The PMI measures companies’ readiness to spend on their business and so gives a good idea of how the underlying economy is performing.
“The eurozone...went from strength to strength, the DAX and CAC now up just shy of 1.0%, thanks to a series of sharp recoveries in the region’s manufacturing and services PMIs,” added Campbell.
“Following on from the impressive readings out of Germany and France, the eurozone-wide composite PMI (showed)...the region’s firms putting Brexit firmly behind them.”
Another euro area winner Monday was the Milan market which closed up 0.75%, boosted in part by the share price of the world’s oldest and Italy’s third largest bank, Monte Paschi di Siena (BMPS), skyrocketing 31% as investors awaited the release of its new business plan.
US stocks were also higher yesterday on encouraging data showing “US manufacturing growth is holding up well,” global economist Nikita Shah at Capital Economics noted.
But both AT&T and Time Warner shares sank on news of their controversial $108.7bn mega merger as antitrust challenges loomed.

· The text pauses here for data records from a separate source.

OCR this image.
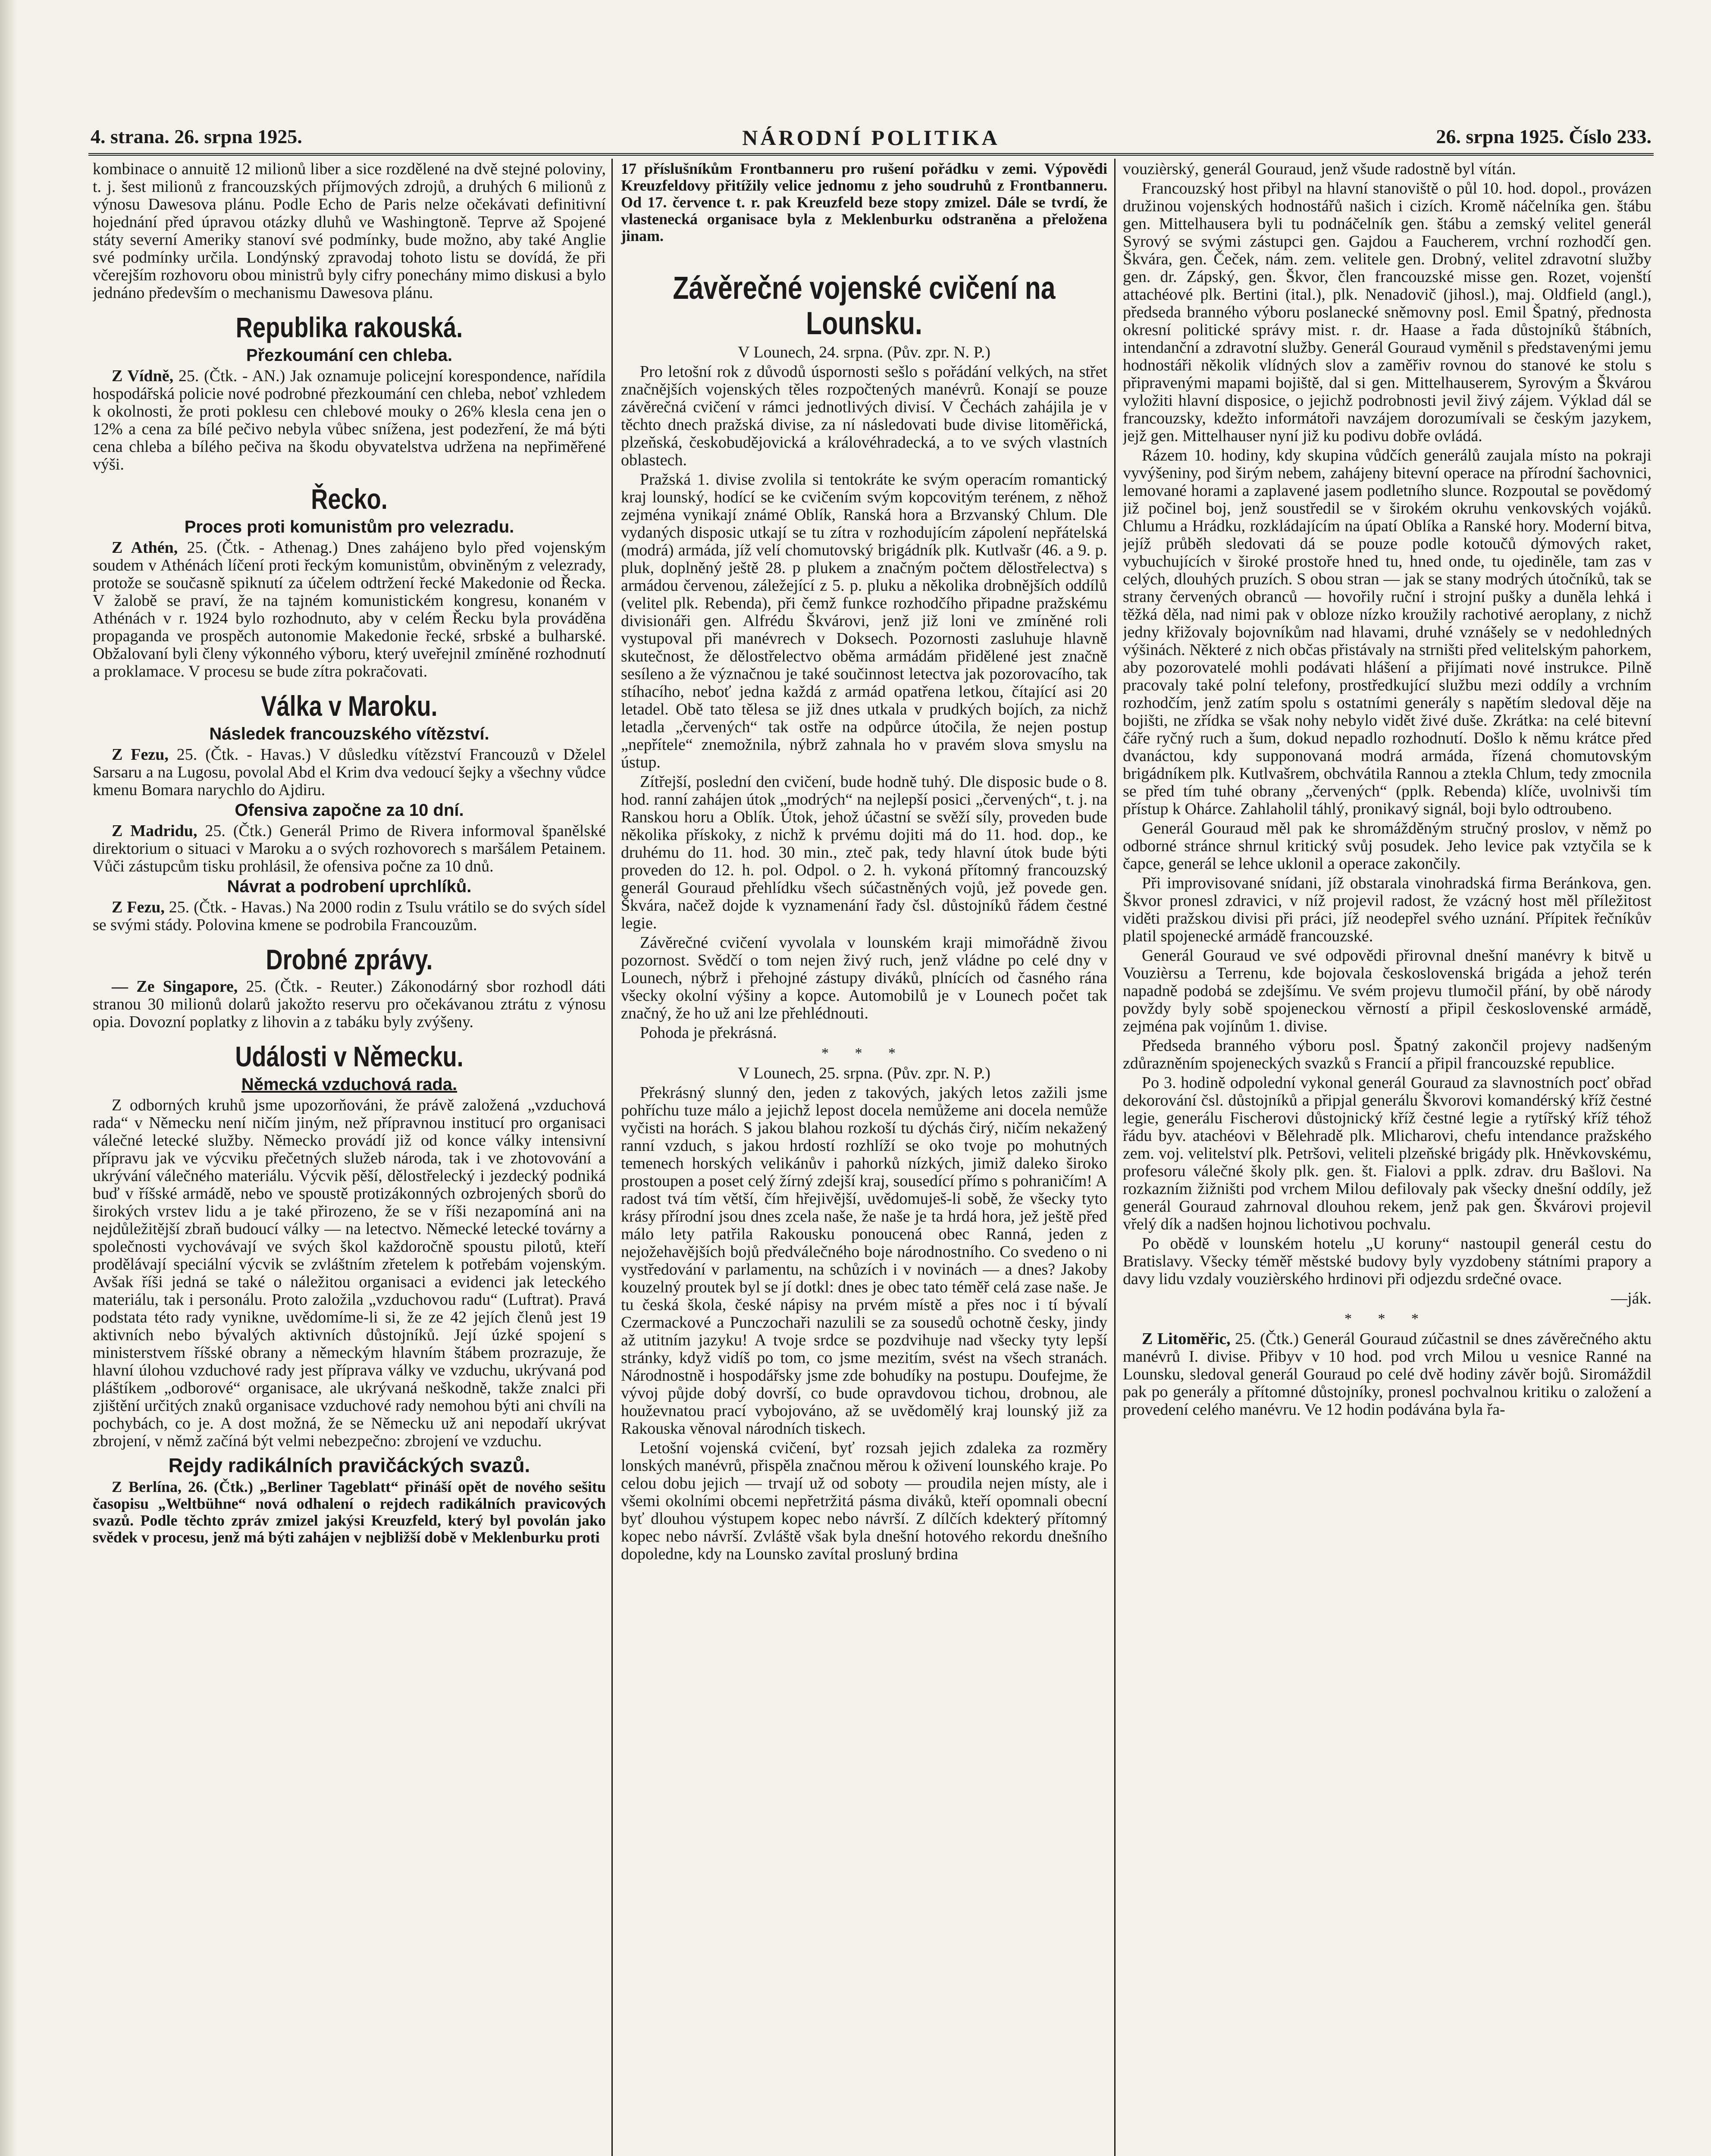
4. strana. 26. srpna 1925.	NÁRODNÍ POLITIKA	26. srpna 1925. Číslo 233.

kombinace o annuitě 12 milionů liber a sice rozdělené na dvě stejné poloviny, t. j. šest milionů z francouzských příjmových zdrojů, a druhých 6 milionů z výnosu Dawesova plánu. Podle Echo de Paris nelze očekávati definitivní hojednání před úpravou otázky dluhů ve Washingtoně. Teprve až Spojené státy severní Ameriky stanoví své podmínky, bude možno, aby také Anglie své podmínky určila. Londýnský zpravodaj tohoto listu se dovídá, že při včerejším rozhovoru obou ministrů byly cifry ponechány mimo diskusi a bylo jednáno především o mechanismu Dawesova plánu.

Republika rakouská.
Přezkoumání cen chleba.

Z Vídně, 25. (Čtk. - AN.) Jak oznamuje policejní korespondence, nařídila hospodářská policie nové podrobné přezkoumání cen chleba, neboť vzhledem k okolnosti, že proti poklesu cen chlebové mouky o 26% klesla cena jen o 12% a cena za bílé pečivo nebyla vůbec snížena, jest podezření, že má býti cena chleba a bílého pečiva na škodu obyvatelstva udržena na nepřiměřené výši.

Řecko.
Proces proti komunistům pro velezradu.

Z Athén, 25. (Čtk. - Athenag.) Dnes zahájeno bylo před vojenským soudem v Athénách líčení proti řeckým komunistům, obviněným z velezrady, protože se současně spiknutí za účelem odtržení řecké Makedonie od Řecka. V žalobě se praví, že na tajném komunistickém kongresu, konaném v Athénách v r. 1924 bylo rozhodnuto, aby v celém Řecku byla prováděna propaganda ve prospěch autonomie Makedonie řecké, srbské a bulharské. Obžalovaní byli členy výkonného výboru, který uveřejnil zmíněné rozhodnutí a proklamace. V procesu se bude zítra pokračovati.

Válka v Maroku.
Následek francouzského vítězství.

Z Fezu, 25. (Čtk. - Havas.) V důsledku vítězství Francouzů v Dželel Sarsaru a na Lugosu, povolal Abd el Krim dva vedoucí šejky a všechny vůdce kmenu Bomara narychlo do Ajdiru.

Ofensiva započne za 10 dní.

Z Madridu, 25. (Čtk.) Generál Primo de Rivera informoval španělské direktorium o situaci v Maroku a o svých rozhovorech s maršálem Petainem. Vůči zástupcům tisku prohlásil, že ofensiva počne za 10 dnů.

Návrat a podrobení uprchlíků.

Z Fezu, 25. (Čtk. - Havas.) Na 2000 rodin z Tsulu vrátilo se do svých sídel se svými stády. Polovina kmene se podrobila Francouzům.

Drobné zprávy.

— Ze Singapore, 25. (Čtk. - Reuter.) Zákonodárný sbor rozhodl dáti stranou 30 milionů dolarů jakožto reservu pro očekávanou ztrátu z výnosu opia. Dovozní poplatky z lihovin a z tabáku byly zvýšeny.

Události v Německu.
Německá vzduchová rada.

Z odborných kruhů jsme upozorňováni, že právě založená „vzduchová rada“ v Německu není ničím jiným, než přípravnou institucí pro organisaci válečné letecké služby. Německo provádí již od konce války intensivní přípravu jak ve výcviku přečetných služeb národa, tak i ve zhotovování a ukrývání válečného materiálu. Výcvik pěší, dělostřelecký i jezdecký podniká buď v říšské armádě, nebo ve spoustě protizákonných ozbrojených sborů do širokých vrstev lidu a je také přirozeno, že se v říši nezapomíná ani na nejdůležitější zbraň budoucí války — na letectvo. Německé letecké továrny a společnosti vychovávají ve svých škol každoročně spoustu pilotů, kteří prodělávají speciální výcvik se zvláštním zřetelem k potřebám vojenským. Avšak říši jedná se také o náležitou organisaci a evidenci jak leteckého materiálu, tak i personálu. Proto založila „vzduchovou radu“ (Luftrat). Pravá podstata této rady vynikne, uvědomíme-li si, že ze 42 jejích členů jest 19 aktivních nebo bývalých aktivních důstojníků. Její úzké spojení s ministerstvem říšské obrany a německým hlavním štábem prozrazuje, že hlavní úlohou vzduchové rady jest příprava války ve vzduchu, ukrývaná pod pláštíkem „odborové“ organisace, ale ukrývaná neškodně, takže znalci při zjištění určitých znaků organisace vzduchové rady nemohou býti ani chvíli na pochybách, co je. A dost možná, že se Německu už ani nepodaří ukrývat zbrojení, v němž začíná být velmi nebezpečno: zbrojení ve vzduchu.

Rejdy radikálních pravičáckých svazů.

Z Berlína, 26. (Čtk.) „Berliner Tageblatt“ přináší opět de nového sešitu časopisu „Weltbühne“ nová odhalení o rejdech radikálních pravicových svazů. Podle těchto zpráv zmizel jakýsi Kreuzfeld, který byl povolán jako svědek v procesu, jenž má býti zahájen v nejbližší době v Meklenburku proti

17 příslušníkům Frontbanneru pro rušení pořádku v zemi. Výpovědi Kreuzfeldovy přitížily velice jednomu z jeho soudruhů z Frontbanneru. Od 17. července t. r. pak Kreuzfeld beze stopy zmizel. Dále se tvrdí, že vlastenecká organisace byla z Meklenburku odstraněna a přeložena jinam.

Závěrečné vojenské cvičení na Lounsku.

V Lounech, 24. srpna. (Pův. zpr. N. P.)

Pro letošní rok z důvodů úspornosti sešlo s pořádání velkých, na střet značnějších vojenských těles rozpočtených manévrů. Konají se pouze závěrečná cvičení v rámci jednotlivých divisí. V Čechách zahájila je v těchto dnech pražská divise, za ní následovati bude divise litoměřická, plzeňská, českobudějovická a královéhradecká, a to ve svých vlastních oblastech.

Pražská 1. divise zvolila si tentokráte ke svým operacím romantický kraj lounský, hodící se ke cvičením svým kopcovitým terénem, z něhož zejména vynikají známé Oblík, Ranská hora a Brzvanský Chlum. Dle vydaných disposic utkají se tu zítra v rozhodujícím zápolení nepřátelská (modrá) armáda, jíž velí chomutovský brigádník plk. Kutlvašr (46. a 9. p. pluk, doplněný ještě 28. p plukem a značným počtem dělostřelectva) s armádou červenou, záležející z 5. p. pluku a několika drobnějších oddílů (velitel plk. Rebenda), při čemž funkce rozhodčího připadne pražskému divisionáři gen. Alfrédu Škvárovi, jenž již loni ve zmíněné roli vystupoval při manévrech v Doksech. Pozornosti zasluhuje hlavně skutečnost, že dělostřelectvo oběma armádám přidělené jest značně sesíleno a že význačnou je také součinnost letectva jak pozorovacího, tak stíhacího, neboť jedna každá z armád opatřena letkou, čítající asi 20 letadel. Obě tato tělesa se již dnes utkala v prudkých bojích, za nichž letadla „červených“ tak ostře na odpůrce útočila, že nejen postup „nepřítele“ znemožnila, nýbrž zahnala ho v pravém slova smyslu na ústup.

Zítřejší, poslední den cvičení, bude hodně tuhý. Dle disposic bude o 8. hod. ranní zahájen útok „modrých“ na nejlepší posici „červených“, t. j. na Ranskou horu a Oblík. Útok, jehož účastní se svěží síly, proveden bude několika přískoky, z nichž k prvému dojiti má do 11. hod. dop., ke druhému do 11. hod. 30 min., zteč pak, tedy hlavní útok bude býti proveden do 12. h. pol. Odpol. o 2. h. vykoná přítomný francouzský generál Gouraud přehlídku všech súčastněných vojů, jež povede gen. Škvára, načež dojde k vyznamenání řady čsl. důstojníků řádem čestné legie.

Závěrečné cvičení vyvolala v lounském kraji mimořádně živou pozornost. Svědčí o tom nejen živý ruch, jenž vládne po celé dny v Lounech, nýbrž i přehojné zástupy diváků, plnících od časného rána všecky okolní výšiny a kopce. Automobilů je v Lounech počet tak značný, že ho už ani lze přehlédnouti.

Pohoda je překrásná.

* * *

V Lounech, 25. srpna. (Pův. zpr. N. P.)

Překrásný slunný den, jeden z takových, jakých letos zažili jsme pohříchu tuze málo a jejichž lepost docela nemůžeme ani docela nemůže vyčisti na horách. S jakou blahou rozkoší tu dýchás čirý, ničím nekažený ranní vzduch, s jakou hrdostí rozhlíží se oko tvoje po mohutných temenech horských velikánův i pahorků nízkých, jimiž daleko široko prostoupen a poset celý žírný zdejší kraj, sousedící přímo s pohraničím! A radost tvá tím větší, čím hřejivější, uvědomuješ-li sobě, že všecky tyto krásy přírodní jsou dnes zcela naše, že naše je ta hrdá hora, jež ještě před málo lety patřila Rakousku ponoucená obec Ranná, jeden z nejožehavějších bojů předválečného boje národnostního. Co svedeno o ni vystředování v parlamentu, na schůzích i v novinách — a dnes? Jakoby kouzelný proutek byl se jí dotkl: dnes je obec tato téměř celá zase naše. Je tu česká škola, české nápisy na prvém místě a přes noc i tí bývalí Czermackové a Punczochaři nazulili se za sousedů ochotně česky, jindy až utitním jazyku! A tvoje srdce se pozdvihuje nad všecky tyty lepší stránky, když vidíš po tom, co jsme mezitím, svést na všech stranách. Národnostně i hospodářsky jsme zde bohudíky na postupu. Doufejme, že vývoj půjde dobý dovrší, co bude opravdovou tichou, drobnou, ale houževnatou prací vybojováno, až se uvědomělý kraj lounský již za Rakouska věnoval národních tiskech.

Letošní vojenská cvičení, byť rozsah jejich zdaleka za rozměry lonských manévrů, přispěla značnou měrou k oživení lounského kraje. Po celou dobu jejich — trvají už od soboty — proudila nejen místy, ale i všemi okolními obcemi nepřetržitá pásma diváků, kteří opomnali obecní byť dlouhou výstupem kopec nebo návrší. Z dílčích kdekterý přítomný kopec nebo návrší. Zvláště však byla dnešní hotového rekordu dnešního dopoledne, kdy na Lounsko zavítal prosluný brdina

vouzièrský, generál Gouraud, jenž všude radostně byl vítán.

Francouzský host přibyl na hlavní stanoviště o půl 10. hod. dopol., provázen družinou vojenských hodnostářů našich i cizích. Kromě náčelníka gen. štábu gen. Mittelhausera byli tu podnáčelník gen. štábu a zemský velitel generál Syrový se svými zástupci gen. Gajdou a Faucherem, vrchní rozhodčí gen. Škvára, gen. Čeček, nám. zem. velitele gen. Drobný, velitel zdravotní služby gen. dr. Zápský, gen. Škvor, člen francouzské misse gen. Rozet, vojenští attachéové plk. Bertini (ital.), plk. Nenadovič (jihosl.), maj. Oldfield (angl.), předseda branného výboru poslanecké sněmovny posl. Emil Špatný, přednosta okresní politické správy mist. r. dr. Haase a řada důstojníků štábních, intendanční a zdravotní služby. Generál Gouraud vyměnil s představenými jemu hodnostáři několik vlídných slov a zaměřiv rovnou do stanové ke stolu s připravenými mapami bojiště, dal si gen. Mittelhauserem, Syrovým a Škvárou vyložiti hlavní disposice, o jejichž podrobnosti jevil živý zájem. Výklad dál se francouzsky, kdežto informátoři navzájem dorozumívali se českým jazykem, jejž gen. Mittelhauser nyní již ku podivu dobře ovládá.

Rázem 10. hodiny, kdy skupina vůdčích generálů zaujala místo na pokraji vyvýšeniny, pod širým nebem, zahájeny bitevní operace na přírodní šachovnici, lemované horami a zaplavené jasem podletního slunce. Rozpoutal se povědomý již počinel boj, jenž soustředil se v širokém okruhu venkovských vojáků. Chlumu a Hrádku, rozkládajícím na úpatí Oblíka a Ranské hory. Moderní bitva, jejíž průběh sledovati dá se pouze podle kotoučů dýmových raket, vybuchujících v široké prostoře hned tu, hned onde, tu ojediněle, tam zas v celých, dlouhých pruzích. S obou stran — jak se stany modrých útočníků, tak se strany červených obranců — hovořily ruční i strojní pušky a duněla lehká i těžká děla, nad nimi pak v obloze nízko kroužily rachotivé aeroplany, z nichž jedny křižovaly bojovníkům nad hlavami, druhé vznášely se v nedohledných výšinách. Některé z nich občas přistávaly na strništi před velitelským pahorkem, aby pozorovatelé mohli podávati hlášení a přijímati nové instrukce. Pilně pracovaly také polní telefony, prostředkující službu mezi oddíly a vrchním rozhodčím, jenž zatím spolu s ostatními generály s napětím sledoval děje na bojišti, ne zřídka se však nohy nebylo vidět živé duše. Zkrátka: na celé bitevní čáře ryčný ruch a šum, dokud nepadlo rozhodnutí. Došlo k němu krátce před dvanáctou, kdy supponovaná modrá armáda, řízená chomutovským brigádníkem plk. Kutlvašrem, obchvátila Rannou a ztekla Chlum, tedy zmocnila se před tím tuhé obrany „červených“ (pplk. Rebenda) klíče, uvolnivši tím přístup k Ohárce. Zahlaholil táhlý, pronikavý signál, boji bylo odtroubeno.

Generál Gouraud měl pak ke shromážděným stručný proslov, v němž po odborné stránce shrnul kritický svůj posudek. Jeho levice pak vztyčila se k čapce, generál se lehce uklonil a operace zakončily.

Při improvisované snídani, jíž obstarala vinohradská firma Beránkova, gen. Škvor pronesl zdravici, v níž projevil radost, že vzácný host měl příležitost viděti pražskou divisi při práci, jíž neodepřel svého uznání. Přípitek řečníkův platil spojenecké armádě francouzské.

Generál Gouraud ve své odpovědi přirovnal dnešní manévry k bitvě u Vouzièrsu a Terrenu, kde bojovala československá brigáda a jehož terén napadně podobá se zdejšímu. Ve svém projevu tlumočil přání, by obě národy povždy byly sobě spojeneckou věrností a připil československé armádě, zejména pak vojínům 1. divise.

Předseda branného výboru posl. Špatný zakončil projevy nadšeným zdůrazněním spojeneckých svazků s Francií a připil francouzské republice.

Po 3. hodině odpolední vykonal generál Gouraud za slavnostních pocť obřad dekorování čsl. důstojníků a připjal generálu Škvorovi komandérský kříž čestné legie, generálu Fischerovi důstojnický kříž čestné legie a rytířský kříž téhož řádu byv. atachéovi v Bělehradě plk. Mlicharovi, chefu intendance pražského zem. voj. velitelství plk. Petršovi, veliteli plzeňské brigády plk. Hněvkovskému, profesoru válečné školy plk. gen. št. Fialovi a pplk. zdrav. dru Bašlovi. Na rozkazním žižništi pod vrchem Milou defilovaly pak všecky dnešní oddíly, jež generál Gouraud zahrnoval dlouhou rekem, jenž pak gen. Škvárovi projevil vřelý dík a nadšen hojnou lichotivou pochvalu.

Po obědě v lounském hotelu „U koruny“ nastoupil generál cestu do Bratislavy. Všecky téměř městské budovy byly vyzdobeny státními prapory a davy lidu vzdaly vouzièrského hrdinovi při odjezdu srdečné ovace.

—ják.

* * *

Z Litoměřic, 25. (Čtk.) Generál Gouraud zúčastnil se dnes závěrečného aktu manévrů I. divise. Přibyv v 10 hod. pod vrch Milou u vesnice Ranné na Lounsku, sledoval generál Gouraud po celé dvě hodiny závěr bojů. Siromáždil pak po generály a přítomné důstojníky, pronesl pochvalnou kritiku o založení a provedení celého manévru. Ve 12 hodin podávána byla řa-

At midday in New York, the Dow Jones Industrial Average was up 0.4%, while the broad-based S&P 500 rose 0.45% and the tech-rich Nasdaq Composite Index gained 0.8%.
In Asia meanwhile, Shanghai led a broad rally on hopes China will unveil fresh economy-boosting measures.
Chinese growth has levelled out this year after a painful slowdown, but there are hopes officials will push on with spending measures and reforms, particularly of giant state-owned firms.
The upbeat outlook helped push Shanghai up 1.2% by the close, while Hong Kong was 1% higher.
In Seoul, troubled shipping company Hanjin collapsed almost 12% after it said it would close its European business.
The firm said it had applied for court approval to close all of its European units in more than 10 countries including Germany, where it has regional headquarters.
World oil prices staged a modest retreat after Iraq’s oil minister said that it should be exempted from Opec’s planned output cut because it is waging a war with Islamic State jihadists.
“Oil prices slipped yesterday as Iraq indicated that it wished to be exempt from any upcoming Opec production cut,” said Wayne Heap of British-based broker Love Energy.
“Without the support of their second largest producer, Opec may struggle to hit the reductions in output that they are aiming for.”
In London, the FTSE 100 down 0.5% at 6,986.40 points; Frankfurt — DAX 30 up 0.5% at 10,761.17 points and Paris — CAC 40 up 0.4% at 4,552.58 points at the close yesterday.